Dr Keith Grimes, director of clinical innovation at Babylon, said:

‘Our Symptom Checker is a totally free piece of technology and is instantly available for anyone to use, whenever they want, giving them more information about possible causes of their symptoms and what they should do to seek treatment. It’s a tool that helps in addition to getting a diagnosis by a GP and our users love it, but we need to do a better job explaining to doctors that it’s different to what they do in a consultation as our results are based on a statistical basis of likelihood.

‘I’m a GP who has worked in urgent care since 2001 and was lead GP at a walk-in centre for 8 years. The priority was to work with patients, ruling out their illnesses in order of severity and trying to give them a diagnosis, but ensuring that I investigate the most serious potential issues first. There are pros and cons to this – I am very good at using my experience to try different routes and work out what is likely to be wrong.

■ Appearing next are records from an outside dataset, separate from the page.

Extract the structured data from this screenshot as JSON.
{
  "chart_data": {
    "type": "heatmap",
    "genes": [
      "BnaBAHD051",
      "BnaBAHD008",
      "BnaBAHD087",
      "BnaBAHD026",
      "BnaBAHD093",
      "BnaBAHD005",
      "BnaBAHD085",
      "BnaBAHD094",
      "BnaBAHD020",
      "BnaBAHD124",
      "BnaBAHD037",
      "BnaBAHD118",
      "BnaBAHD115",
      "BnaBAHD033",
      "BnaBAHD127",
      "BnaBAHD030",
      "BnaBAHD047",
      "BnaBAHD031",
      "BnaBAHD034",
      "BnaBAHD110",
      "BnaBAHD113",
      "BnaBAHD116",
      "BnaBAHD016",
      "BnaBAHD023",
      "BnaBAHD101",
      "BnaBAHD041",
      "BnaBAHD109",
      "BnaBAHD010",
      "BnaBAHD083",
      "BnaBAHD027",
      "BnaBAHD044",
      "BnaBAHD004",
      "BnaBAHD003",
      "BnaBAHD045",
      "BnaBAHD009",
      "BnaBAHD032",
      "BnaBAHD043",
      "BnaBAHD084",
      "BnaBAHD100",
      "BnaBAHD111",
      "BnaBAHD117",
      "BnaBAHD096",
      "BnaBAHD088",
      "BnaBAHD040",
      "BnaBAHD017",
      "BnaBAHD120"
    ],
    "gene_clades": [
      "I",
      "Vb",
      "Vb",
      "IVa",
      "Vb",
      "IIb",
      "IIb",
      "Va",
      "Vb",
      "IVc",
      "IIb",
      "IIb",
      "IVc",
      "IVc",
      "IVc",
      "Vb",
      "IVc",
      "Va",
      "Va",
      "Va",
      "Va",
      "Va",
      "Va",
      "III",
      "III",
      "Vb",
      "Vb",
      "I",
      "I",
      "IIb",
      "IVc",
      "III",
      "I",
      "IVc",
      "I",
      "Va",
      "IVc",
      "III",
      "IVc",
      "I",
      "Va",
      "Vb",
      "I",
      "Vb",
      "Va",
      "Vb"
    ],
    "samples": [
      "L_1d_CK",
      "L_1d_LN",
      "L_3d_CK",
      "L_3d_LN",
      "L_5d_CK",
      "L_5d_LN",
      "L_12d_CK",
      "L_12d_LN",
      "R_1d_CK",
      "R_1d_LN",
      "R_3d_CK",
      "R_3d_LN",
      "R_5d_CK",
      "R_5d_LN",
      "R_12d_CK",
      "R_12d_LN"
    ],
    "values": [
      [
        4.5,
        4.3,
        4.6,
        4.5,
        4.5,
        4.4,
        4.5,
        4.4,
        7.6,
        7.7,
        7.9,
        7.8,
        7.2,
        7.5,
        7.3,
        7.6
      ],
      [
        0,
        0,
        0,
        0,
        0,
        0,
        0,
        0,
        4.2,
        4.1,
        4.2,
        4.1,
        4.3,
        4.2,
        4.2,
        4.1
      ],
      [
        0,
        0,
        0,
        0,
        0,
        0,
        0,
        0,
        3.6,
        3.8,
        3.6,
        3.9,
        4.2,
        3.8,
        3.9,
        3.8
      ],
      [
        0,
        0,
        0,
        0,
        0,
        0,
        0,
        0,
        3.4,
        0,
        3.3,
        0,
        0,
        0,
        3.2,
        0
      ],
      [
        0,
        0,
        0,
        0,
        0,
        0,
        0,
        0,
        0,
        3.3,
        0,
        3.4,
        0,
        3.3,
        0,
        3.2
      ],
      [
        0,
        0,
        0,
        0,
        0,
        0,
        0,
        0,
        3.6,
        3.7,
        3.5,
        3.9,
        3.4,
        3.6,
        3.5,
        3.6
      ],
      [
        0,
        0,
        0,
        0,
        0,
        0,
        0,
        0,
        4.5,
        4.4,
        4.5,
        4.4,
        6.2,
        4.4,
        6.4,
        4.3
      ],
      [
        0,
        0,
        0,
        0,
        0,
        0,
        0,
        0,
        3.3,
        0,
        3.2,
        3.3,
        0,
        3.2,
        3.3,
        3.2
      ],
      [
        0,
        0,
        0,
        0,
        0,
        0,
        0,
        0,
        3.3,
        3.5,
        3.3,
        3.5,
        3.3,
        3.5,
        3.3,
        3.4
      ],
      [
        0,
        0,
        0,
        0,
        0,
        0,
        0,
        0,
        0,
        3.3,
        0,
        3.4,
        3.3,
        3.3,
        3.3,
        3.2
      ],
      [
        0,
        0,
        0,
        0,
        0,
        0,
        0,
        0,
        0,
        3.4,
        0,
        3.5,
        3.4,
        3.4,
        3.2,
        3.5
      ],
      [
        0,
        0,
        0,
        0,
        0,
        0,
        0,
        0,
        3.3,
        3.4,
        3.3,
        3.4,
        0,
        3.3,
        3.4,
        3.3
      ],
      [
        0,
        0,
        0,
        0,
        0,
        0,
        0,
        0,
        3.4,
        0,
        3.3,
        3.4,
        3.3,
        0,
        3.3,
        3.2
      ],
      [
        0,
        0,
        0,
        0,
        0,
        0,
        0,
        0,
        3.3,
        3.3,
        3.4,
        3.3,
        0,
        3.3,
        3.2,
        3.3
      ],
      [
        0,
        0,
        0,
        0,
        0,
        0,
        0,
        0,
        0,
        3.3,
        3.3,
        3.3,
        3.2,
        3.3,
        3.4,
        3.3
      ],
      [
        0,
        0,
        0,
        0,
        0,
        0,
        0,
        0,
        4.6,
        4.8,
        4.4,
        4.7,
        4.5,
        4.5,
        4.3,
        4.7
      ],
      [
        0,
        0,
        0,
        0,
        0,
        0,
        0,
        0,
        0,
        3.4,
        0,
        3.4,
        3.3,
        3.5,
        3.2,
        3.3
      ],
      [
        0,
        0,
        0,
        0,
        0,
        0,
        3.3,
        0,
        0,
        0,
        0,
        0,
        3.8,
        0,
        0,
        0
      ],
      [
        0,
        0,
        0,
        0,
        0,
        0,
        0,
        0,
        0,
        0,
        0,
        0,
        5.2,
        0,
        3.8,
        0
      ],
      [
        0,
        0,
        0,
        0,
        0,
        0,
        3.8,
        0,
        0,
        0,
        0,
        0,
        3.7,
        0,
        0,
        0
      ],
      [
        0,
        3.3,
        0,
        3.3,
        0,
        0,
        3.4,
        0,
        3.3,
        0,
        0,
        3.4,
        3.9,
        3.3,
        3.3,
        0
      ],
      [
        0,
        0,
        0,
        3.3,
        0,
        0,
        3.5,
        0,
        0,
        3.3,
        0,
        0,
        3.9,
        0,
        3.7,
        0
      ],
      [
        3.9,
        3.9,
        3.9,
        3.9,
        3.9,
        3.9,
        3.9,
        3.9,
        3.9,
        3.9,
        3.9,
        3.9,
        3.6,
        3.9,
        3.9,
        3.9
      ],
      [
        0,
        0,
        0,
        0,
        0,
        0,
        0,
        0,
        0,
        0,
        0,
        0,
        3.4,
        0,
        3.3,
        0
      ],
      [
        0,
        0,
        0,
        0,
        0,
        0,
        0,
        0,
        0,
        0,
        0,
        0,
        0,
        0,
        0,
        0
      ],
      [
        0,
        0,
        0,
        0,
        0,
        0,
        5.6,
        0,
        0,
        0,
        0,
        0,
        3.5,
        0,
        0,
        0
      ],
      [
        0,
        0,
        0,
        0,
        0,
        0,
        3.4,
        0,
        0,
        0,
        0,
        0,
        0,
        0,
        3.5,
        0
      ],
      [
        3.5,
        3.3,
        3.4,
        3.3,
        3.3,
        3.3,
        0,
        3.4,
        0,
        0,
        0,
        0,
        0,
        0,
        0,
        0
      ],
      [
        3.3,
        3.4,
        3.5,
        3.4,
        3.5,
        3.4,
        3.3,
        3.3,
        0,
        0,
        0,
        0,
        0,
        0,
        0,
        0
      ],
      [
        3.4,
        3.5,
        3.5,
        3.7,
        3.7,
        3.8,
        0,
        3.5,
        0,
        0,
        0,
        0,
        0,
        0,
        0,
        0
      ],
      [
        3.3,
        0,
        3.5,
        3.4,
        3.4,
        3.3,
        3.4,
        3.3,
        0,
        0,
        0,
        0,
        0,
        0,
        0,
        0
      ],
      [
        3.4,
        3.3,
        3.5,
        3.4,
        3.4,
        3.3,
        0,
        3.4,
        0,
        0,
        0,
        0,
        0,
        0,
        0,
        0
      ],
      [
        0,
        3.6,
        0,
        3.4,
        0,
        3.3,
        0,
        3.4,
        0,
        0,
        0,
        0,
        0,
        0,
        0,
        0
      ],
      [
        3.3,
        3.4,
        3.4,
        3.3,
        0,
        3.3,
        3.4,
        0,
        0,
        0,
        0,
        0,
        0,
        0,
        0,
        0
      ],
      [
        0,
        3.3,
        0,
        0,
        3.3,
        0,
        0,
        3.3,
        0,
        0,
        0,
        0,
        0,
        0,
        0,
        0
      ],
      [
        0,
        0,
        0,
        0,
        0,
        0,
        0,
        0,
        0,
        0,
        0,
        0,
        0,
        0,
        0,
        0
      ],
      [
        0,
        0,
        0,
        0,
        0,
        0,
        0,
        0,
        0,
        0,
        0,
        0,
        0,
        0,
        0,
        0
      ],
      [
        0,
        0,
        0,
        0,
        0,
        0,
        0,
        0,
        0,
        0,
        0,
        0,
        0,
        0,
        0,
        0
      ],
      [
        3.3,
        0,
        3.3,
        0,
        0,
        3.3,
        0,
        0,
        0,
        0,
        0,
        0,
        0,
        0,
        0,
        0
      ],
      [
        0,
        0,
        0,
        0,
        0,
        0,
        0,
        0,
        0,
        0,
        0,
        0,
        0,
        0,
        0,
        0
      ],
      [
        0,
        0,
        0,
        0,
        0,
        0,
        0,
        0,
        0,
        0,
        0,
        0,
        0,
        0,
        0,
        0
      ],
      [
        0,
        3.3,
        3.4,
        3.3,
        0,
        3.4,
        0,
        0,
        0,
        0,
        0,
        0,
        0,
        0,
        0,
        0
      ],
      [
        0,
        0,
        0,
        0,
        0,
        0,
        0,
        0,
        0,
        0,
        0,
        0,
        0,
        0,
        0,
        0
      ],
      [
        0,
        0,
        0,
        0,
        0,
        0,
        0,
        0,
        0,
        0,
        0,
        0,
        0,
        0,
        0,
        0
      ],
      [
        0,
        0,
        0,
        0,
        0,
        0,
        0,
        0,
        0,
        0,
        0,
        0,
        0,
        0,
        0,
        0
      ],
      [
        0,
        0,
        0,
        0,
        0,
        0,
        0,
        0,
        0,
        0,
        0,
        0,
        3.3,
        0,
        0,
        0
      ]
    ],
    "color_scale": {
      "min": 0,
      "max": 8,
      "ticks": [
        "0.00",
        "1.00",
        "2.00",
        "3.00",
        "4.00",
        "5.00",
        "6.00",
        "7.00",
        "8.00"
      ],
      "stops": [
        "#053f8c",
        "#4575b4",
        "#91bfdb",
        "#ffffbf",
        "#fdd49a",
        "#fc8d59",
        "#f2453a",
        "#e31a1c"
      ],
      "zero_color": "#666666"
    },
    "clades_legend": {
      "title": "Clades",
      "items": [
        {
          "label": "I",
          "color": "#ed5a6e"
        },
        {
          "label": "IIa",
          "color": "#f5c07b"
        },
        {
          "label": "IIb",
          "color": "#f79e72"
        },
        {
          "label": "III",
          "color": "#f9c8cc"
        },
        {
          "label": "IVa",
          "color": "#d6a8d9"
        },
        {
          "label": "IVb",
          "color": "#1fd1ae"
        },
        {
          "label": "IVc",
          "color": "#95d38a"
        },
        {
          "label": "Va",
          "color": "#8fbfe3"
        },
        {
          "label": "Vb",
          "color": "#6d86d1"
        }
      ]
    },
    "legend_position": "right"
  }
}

‘However, I am less good at actually being aware of all the potential illnesses and working out, statistically, which is most likely. Humans simply aren’t very good at statistics – and as a result, we miss things. For example, once a GP finds out they missed something once they will always overcompensate for that in the future. Our Symptom Checker works in a different way. It assesses all the possible illnesses that could be behind the symptoms and rates their likelihood. This means we’re less likely to miss something that is rare, or unusual. But it also means that even if something could potentially be serious that a GP might flag, we remind the user that another illness is far, far more likely.

‘Our Symptom Checker is still fairly new – it has been running for a couple of years (and has never missed a serious case) but its strength is that we’re updating it every two weeks and it never forgets or regresses. We’re also learning from how people use it. For example, we have found that if the Symptom Checker reports cancer, patients are less likely to get themselves checked out, however, if we list it as ‘Potentially something serious’ then they are far more likely to speak to their GP.

‘In your example of shingles, we think we have given the correct response as it can be extremely painful, can lead to long-term pain, NICE says antivirals should be taken within 72 hours of onset and of course the patient can potentially be spreading chicken pox. Our service actually can offer GP appointments within a few hours and it can really easily be tested through video, so for us to suggest that to users makes perfect sense. Similarly, if a patient is anxious, they can press a button and speak to a GP, or ask a question, day or night.’